Canyon of Heroes

There are these long, narrow strips of granite embedded in the sidewalks of Broadway in Lower Manhattan. I’ve seen them as far south as Battery Park and as far north as the Woolworth Building. They’re spaced a few yards apart. Each of them is inscribed with some famous 20th-century person/event and a date. For months now, I’ve been dying to know why they’re there and what they’re for.

I finally posted an Ask MetaFilter thread about it this afternoon, but before someone posted the answer I wound up figuring it out by myself. It suddenly hit me that that part of Broadway is known as the Canyon of Heroes, used for ticker-tape parades. (My brother and I went to the parade for the New York Rangers after they won the Stanley Cup in 1994.) So I typed “canyon of heroes” into Google and came up with this and this.
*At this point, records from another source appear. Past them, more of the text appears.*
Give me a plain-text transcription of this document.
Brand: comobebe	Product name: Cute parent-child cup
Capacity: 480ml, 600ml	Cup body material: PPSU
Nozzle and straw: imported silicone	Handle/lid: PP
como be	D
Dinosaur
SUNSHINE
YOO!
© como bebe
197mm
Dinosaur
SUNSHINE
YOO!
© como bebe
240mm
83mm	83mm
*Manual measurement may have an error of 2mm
It turns out there’s a granite slab for each ticker-tape parade that has been held in Lower Manhattan since 1886.

And here (linked from one of those pages) is a list of Manhattan ticker-tape parades through 2000.

2 thoughts on “Canyon of Heroes

  1. Pingback: The Tin Man » Canyon of Heroes II

  2. “I was in a ticker tape parade…” a very handsome man in his late 30s recounted to me recently. Being on the 1984 US Olympic swim, winning a gold medal, meeting Reagan at The White House and having confetti thrown at him during that glorious march were vividly recalled.

    Taking tourists on a Lower Manhattan walking tour that begins at Battery Park winding along The Canyon of Heroes to Wall Street, Ground Zero and concluding at City Hall, I am well aware of those enchanting marble plaques in the sidewalks.

    During the flamboyant 20s and the dark days of The Depression it is fascinating to observe how often the parades were held. Due to the high cost of street closings, security and sanitation they are rarely given today. It is charming to see how in simpler times presidents of Brazil and the Philippines, obscure military figures, a send off for the Olympic team were accorded the same honor as Lindbergh, Earhart and Churchill.

    It was after lecturing to a group that the swimmer shared his thrilling memories leaving us all awed.